Билло. Итак, все улажено. Приведи к нам Максимилиана. Он убедится, что ему нигде не найти более верных друзей, чем мы.
Все кивают в знак одобрения.
Баррер. Пора в Конвент. Заседание уже началось. Ты идешь, друг?
Сен-Жюст. Нет, мне надо поработать.
Баррер. Мы еще застанем тебя здесь. (Все пожимают ему руку.)
Карно. Нам с тобой подчас было трудно ужиться. Но я тебя уважаю. Ты славный малый.
Колло. А я люблю тебя... (Протягивает руки.) Обними меня!
Сен-Жюст (уклоняясь). Нет, нет! Мы не на сцене... Или ты играешь Нерона?

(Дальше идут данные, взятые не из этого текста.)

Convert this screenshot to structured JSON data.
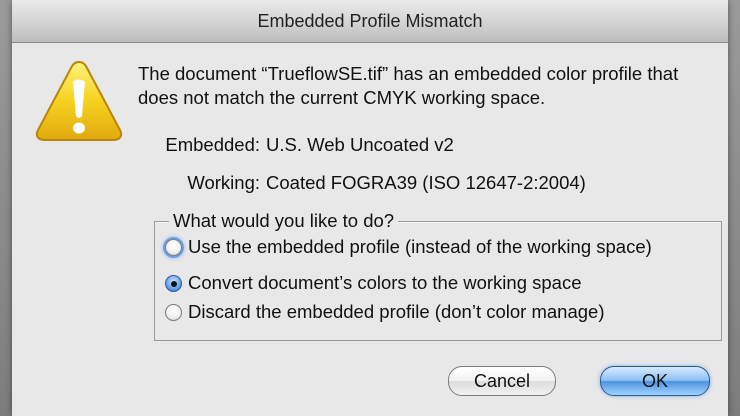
{
  "dialog": {
    "title": "Embedded Profile Mismatch",
    "message": "The document “TrueflowSE.tif” has an embedded color profile that does not match the current CMYK working space.",
    "embedded_label": "Embedded:",
    "embedded_value": "U.S. Web Uncoated v2",
    "working_label": "Working:",
    "working_value": "Coated FOGRA39 (ISO 12647-2:2004)",
    "group_label": "What would you like to do?",
    "options": [
      {
        "label": "Use the embedded profile (instead of the working space)",
        "selected": false,
        "focused": true
      },
      {
        "label": "Convert document’s colors to the working space",
        "selected": true,
        "focused": false
      },
      {
        "label": "Discard the embedded profile (don’t color manage)",
        "selected": false,
        "focused": false
      }
    ],
    "buttons": {
      "cancel": "Cancel",
      "ok": "OK"
    },
    "icon": "warning-triangle-icon",
    "colors": {
      "warning_yellow": "#f6d21f",
      "accent_blue": "#4f92e1"
    }
  }
}
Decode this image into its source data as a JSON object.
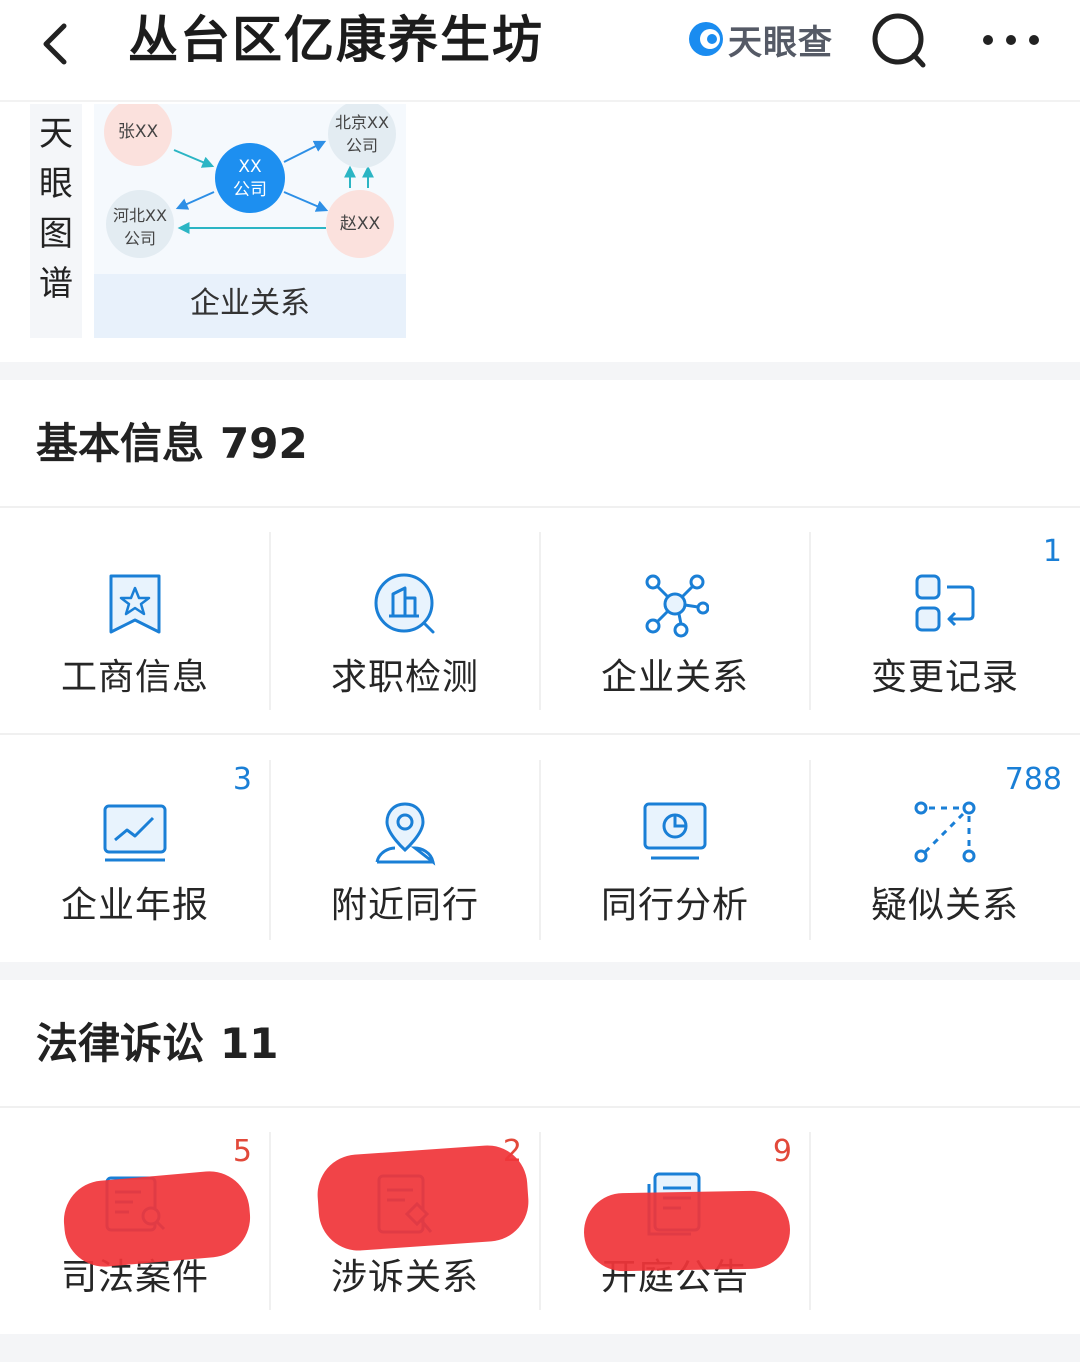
{
  "header": {
    "title": "丛台区亿康养生坊",
    "brand_name": "天眼查",
    "back_icon": "chevron-left-icon",
    "search_icon": "search-icon",
    "more_icon": "more-dots-icon"
  },
  "graph": {
    "tab_chars": [
      "天",
      "眼",
      "图",
      "谱"
    ],
    "nodes": {
      "center_line1": "XX",
      "center_line2": "公司",
      "top_left": "张XX",
      "top_right_line1": "北京XX",
      "top_right_line2": "公司",
      "bottom_left_line1": "河北XX",
      "bottom_left_line2": "公司",
      "bottom_right": "赵XX"
    },
    "caption": "企业关系"
  },
  "basic_info": {
    "title": "基本信息",
    "count": "792",
    "items": [
      {
        "label": "工商信息",
        "icon": "bookmark-star-icon",
        "badge": ""
      },
      {
        "label": "求职检测",
        "icon": "building-search-icon",
        "badge": ""
      },
      {
        "label": "企业关系",
        "icon": "network-nodes-icon",
        "badge": ""
      },
      {
        "label": "变更记录",
        "icon": "change-record-icon",
        "badge": "1"
      },
      {
        "label": "企业年报",
        "icon": "line-chart-icon",
        "badge": "3"
      },
      {
        "label": "附近同行",
        "icon": "location-person-icon",
        "badge": ""
      },
      {
        "label": "同行分析",
        "icon": "monitor-pie-icon",
        "badge": ""
      },
      {
        "label": "疑似关系",
        "icon": "dotted-link-icon",
        "badge": "788"
      }
    ]
  },
  "legal": {
    "title": "法律诉讼",
    "count": "11",
    "items": [
      {
        "label": "司法案件",
        "icon": "case-search-icon",
        "badge": "5"
      },
      {
        "label": "涉诉关系",
        "icon": "document-gavel-icon",
        "badge": "2"
      },
      {
        "label": "开庭公告",
        "icon": "notice-document-icon",
        "badge": "9"
      }
    ]
  },
  "colors": {
    "icon_blue": "#1a7fd6",
    "badge_red": "#e2493a",
    "redaction": "#f0363a"
  }
}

Колло (со смехом). «Соперника я обнимаю...» Ты не видел меня в этой роли? Она мне удалась!
Сен-Жюст. Отчего бы тебе не вернуться к старому ремеслу?

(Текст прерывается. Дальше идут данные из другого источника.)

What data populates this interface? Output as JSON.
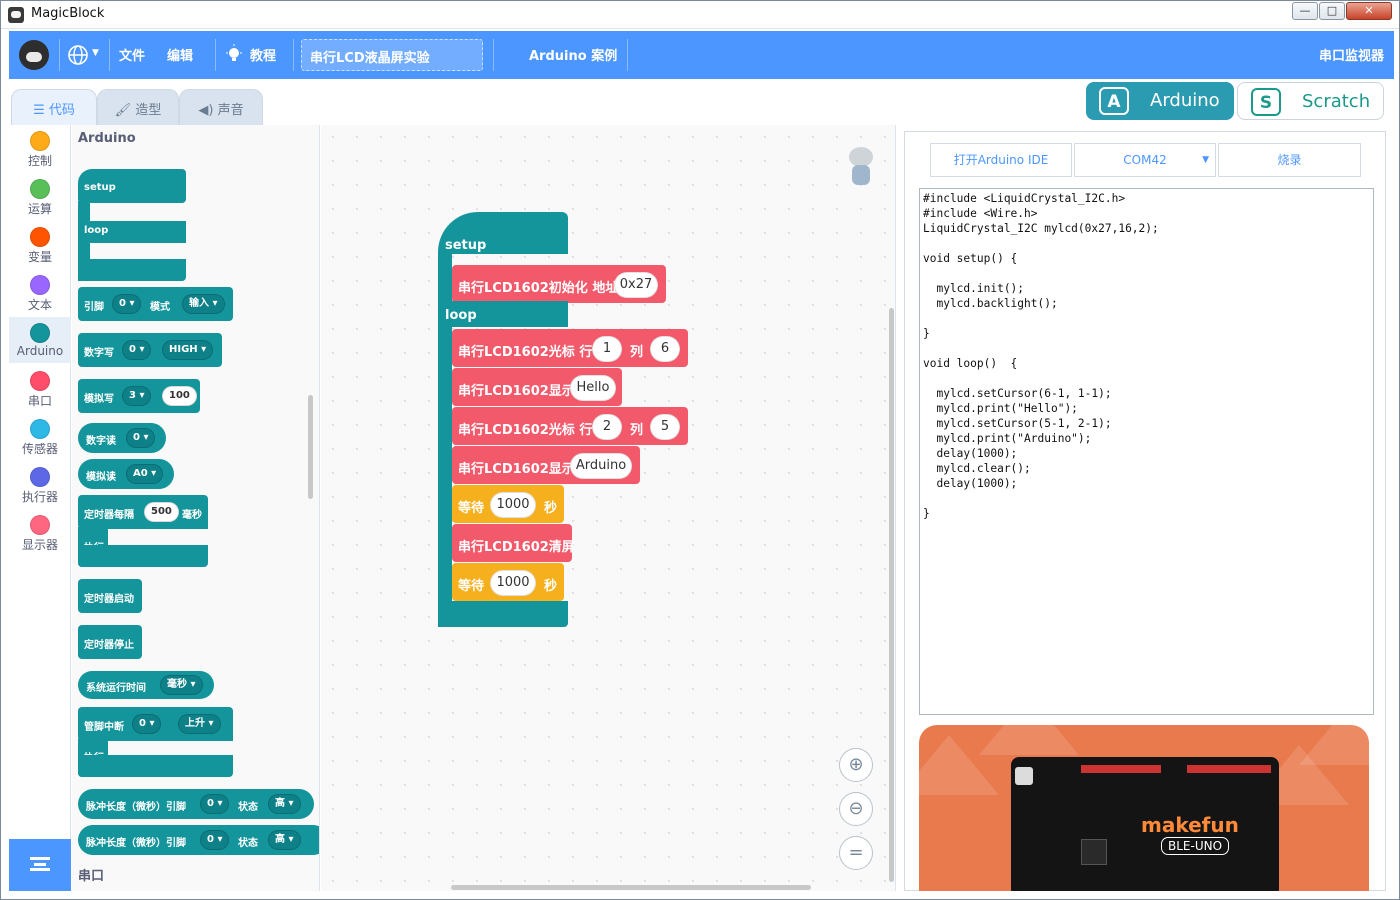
{
  "window": {
    "title": "MagicBlock",
    "min": "—",
    "max": "□",
    "close": "✕"
  },
  "menu": {
    "file": "文件",
    "edit": "编辑",
    "tutorial": "教程",
    "project_name": "串行LCD液晶屏实验",
    "examples": "Arduino 案例",
    "serial_monitor": "串口监视器"
  },
  "tabs": {
    "code": "代码",
    "costume": "造型",
    "sound": "声音"
  },
  "mode": {
    "arduino": "Arduino",
    "scratch": "Scratch",
    "arduino_icon": "A",
    "scratch_icon": "S"
  },
  "categories": [
    {
      "label": "控制",
      "color": "#ffab19"
    },
    {
      "label": "运算",
      "color": "#59c059"
    },
    {
      "label": "变量",
      "color": "#ff5500"
    },
    {
      "label": "文本",
      "color": "#9966ff"
    },
    {
      "label": "Arduino",
      "color": "#14949b",
      "selected": true
    },
    {
      "label": "串口",
      "color": "#ff4d6a"
    },
    {
      "label": "传感器",
      "color": "#2eb8e6"
    },
    {
      "label": "执行器",
      "color": "#5c68e6"
    },
    {
      "label": "显示器",
      "color": "#ff6680"
    }
  ],
  "palette": {
    "title": "Arduino",
    "setup": "setup",
    "loop": "loop",
    "pin": "引脚",
    "pin_val": "0",
    "mode": "模式",
    "mode_val": "输入",
    "digital_write": "数字写",
    "dw_pin": "0",
    "dw_val": "HIGH",
    "analog_write": "模拟写",
    "aw_pin": "3",
    "aw_val": "100",
    "digital_read": "数字读",
    "dr_pin": "0",
    "analog_read": "模拟读",
    "ar_pin": "A0",
    "timer_every": "定时器每隔",
    "timer_ms": "500",
    "ms": "毫秒",
    "exec": "执行",
    "timer_start": "定时器启动",
    "timer_stop": "定时器停止",
    "runtime": "系统运行时间",
    "runtime_unit": "毫秒",
    "pin_interrupt": "管脚中断",
    "pi_pin": "0",
    "pi_edge": "上升",
    "exec2": "执行",
    "pulse": "脉冲长度（微秒）引脚",
    "pulse_pin": "0",
    "state": "状态",
    "state_val": "高",
    "pulse2": "脉冲长度（微秒）引脚",
    "pulse2_pin": "0",
    "state2": "状态",
    "state2_val": "高",
    "section_serial": "串口"
  },
  "workspace": {
    "setup": "setup",
    "loop": "loop",
    "init": "串行LCD1602初始化 地址",
    "init_addr": "0x27",
    "cursor1": "串行LCD1602光标  行",
    "cursor1_row": "1",
    "col_lbl1": "列",
    "cursor1_col": "6",
    "show1": "串行LCD1602显示",
    "show1_val": "Hello",
    "cursor2": "串行LCD1602光标  行",
    "cursor2_row": "2",
    "col_lbl2": "列",
    "cursor2_col": "5",
    "show2": "串行LCD1602显示",
    "show2_val": "Arduino",
    "wait1": "等待",
    "wait1_val": "1000",
    "sec1": "秒",
    "clear": "串行LCD1602清屏",
    "wait2": "等待",
    "wait2_val": "1000",
    "sec2": "秒"
  },
  "panel": {
    "open_ide": "打开Arduino IDE",
    "port": "COM42",
    "upload": "烧录",
    "code": "#include <LiquidCrystal_I2C.h>\n#include <Wire.h>\nLiquidCrystal_I2C mylcd(0x27,16,2);\n\nvoid setup() {\n\n  mylcd.init();\n  mylcd.backlight();\n\n}\n\nvoid loop()  {\n\n  mylcd.setCursor(6-1, 1-1);\n  mylcd.print(\"Hello\");\n  mylcd.setCursor(5-1, 2-1);\n  mylcd.print(\"Arduino\");\n  delay(1000);\n  mylcd.clear();\n  delay(1000);\n\n}",
    "board_brand": "makefun",
    "board_model": "BLE-UNO"
  }
}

Колло. С новым ремеслом я тоже недурно справляюсь!
Все уходят.
Сен-Жюст (один, смотрит им вслед). Все они лгут!.. От них за двадцать шагов несет ложью. Неужели эти глупцы воображают, что я ничего не вижу?.. Колло паясничает... Карно корчит из себя добродушного дядюшку-виноградаря... Неуклюжий Билло прямо давится от ненависти, его так и распирает... Ну, а Баррер уж и сам не может разобрать, когда он лжет, когда говорит правду... Грязь и навоз... На что, на кого положиться? И это опора Республики! Жизнь отдал бы за настоящего человека!
Входит Леба, он пришел из Комитета общественной безопасности.

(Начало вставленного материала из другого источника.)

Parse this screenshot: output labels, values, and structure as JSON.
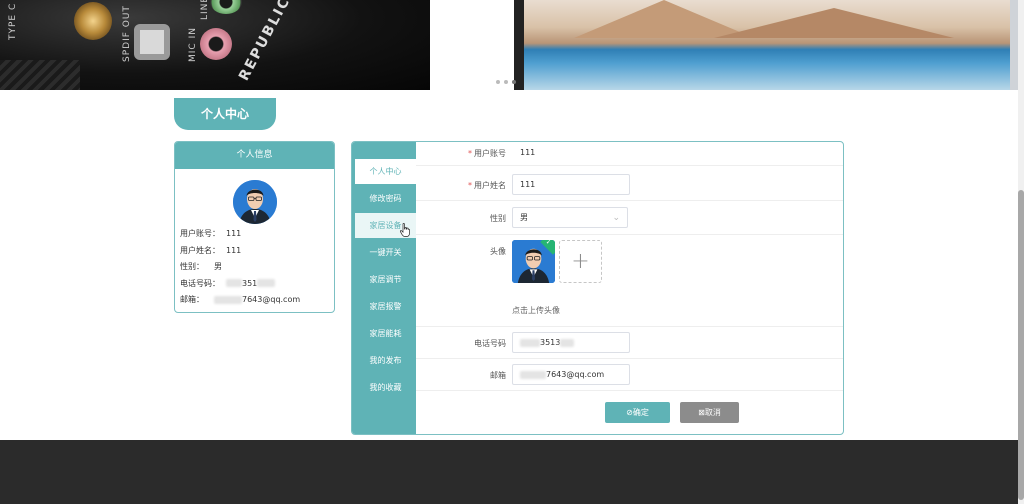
{
  "banner": {
    "left_texts": [
      "TYPE C",
      "SPDIF OUT",
      "MIC IN",
      "LINE",
      "REPUBLIC OF"
    ],
    "carousel_dot_icons": [
      "carousel-dot",
      "carousel-dot",
      "carousel-dot"
    ]
  },
  "section": {
    "title": "个人中心"
  },
  "info_card": {
    "header": "个人信息",
    "rows": [
      {
        "key": "用户账号：",
        "value": "111"
      },
      {
        "key": "用户姓名：",
        "value": "111"
      },
      {
        "key": "性别：",
        "value": "男"
      },
      {
        "key": "电话号码：",
        "value": "351"
      },
      {
        "key": "邮箱：",
        "value": "7643@qq.com"
      }
    ]
  },
  "side_menu": {
    "items": [
      {
        "label": "个人中心",
        "state": "active"
      },
      {
        "label": "修改密码",
        "state": "normal"
      },
      {
        "label": "家居设备",
        "state": "hover"
      },
      {
        "label": "一键开关",
        "state": "normal"
      },
      {
        "label": "家居调节",
        "state": "normal"
      },
      {
        "label": "家居报警",
        "state": "normal"
      },
      {
        "label": "家居能耗",
        "state": "normal"
      },
      {
        "label": "我的发布",
        "state": "normal"
      },
      {
        "label": "我的收藏",
        "state": "normal"
      }
    ]
  },
  "form": {
    "account": {
      "label": "用户账号",
      "required": "*",
      "value": "111"
    },
    "name": {
      "label": "用户姓名",
      "required": "*",
      "value": "111"
    },
    "gender": {
      "label": "性别",
      "value": "男"
    },
    "avatar": {
      "label": "头像",
      "upload_tip": "点击上传头像",
      "upload_icon": "plus-icon"
    },
    "phone": {
      "label": "电话号码",
      "value": "3513"
    },
    "email": {
      "label": "邮箱",
      "value": "7643@qq.com"
    },
    "confirm_label": "⊘确定",
    "cancel_label": "⊠取消"
  },
  "colors": {
    "accent": "#5fb3b6",
    "cancel": "#8c8c8c",
    "required": "#e05555",
    "footer": "#2b2b2b"
  }
}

Леба (с радостным изумлением). Сен-Жюст! Ты один?
Сен-Жюст (погружен в свои мысли). Вот, быть может, настоящий человек!..
Леба. Ты занят?.. Не хочу тебе мешать. (Собирается уходить.)
Сен-Жюст (удерживая его). Останься! Ты мне нужен.
Леба. Говори! Я весь к твоим услугам. Чего ты хочешь?
Сен-Жюст. Просто побыть с тобой. (Положив руки на плечи Леба, смотрит на него с юношески светлой улыбкой.)
Леба (радостно). Антуан! Значит, ты еще не лишил меня своей дружбы?
Сен-Жюст. То, что я дарю достойному, я никогда не отнимаю.
Леба. Так почему же ты так долго чуждался нас?
Сен-Жюст. Тебя — никогда.
Леба (тихо). Ты сердился на меня из-за Анриетты?
Сен-Жюст. Твоя прелестная сестра ни в чем не виновата. Если я сержусь, то не на нее и не на тебя.
Леба. На кого же?
До этой минуты Сен-Жюст продолжал стоять в той же позе, положив руки на плечи друга. При этих словах он отстраняется от Леба.
Сен-Жюст. На самого себя... Видишь ли, Филипп, самую трудную борьбу не всегда ведешь с врагами. Подчас труднее бороться с самим собой. Когда я вступаю в этот поединок, я бегу от людей, пока не решится исход битвы.
Леба. Бой состоялся?
Сен-Жюст. Состоялся.
Леба (робко). Со счастливым исходом?
Сен-Жюст. Для меня исход несчастный. Но Анриетте лучше забыть обо мне. Она бы очень страдала, если бы стала моей женой.
Леба. Она будет страдать гораздо больше, если не станет твоей женой.
Сен-Жюст. Нет, друг, если любимые существа готовы по неразумию погубить себя, наш долг быть разумными вдвойне ради них. Было бы безумием для молодой женщины связать свою судьбу с таким, как я, с обреченным.
Леба. Обреченным? На что?
Сен-Жюст. Приносить гибель и ждать смерти.
Леба. Друг! Нам всем угрожает смерть. Но, я надеюсь, ей еще долго придется ждать.
Сен-Жюст. Она близко, она уже стучится в дверь.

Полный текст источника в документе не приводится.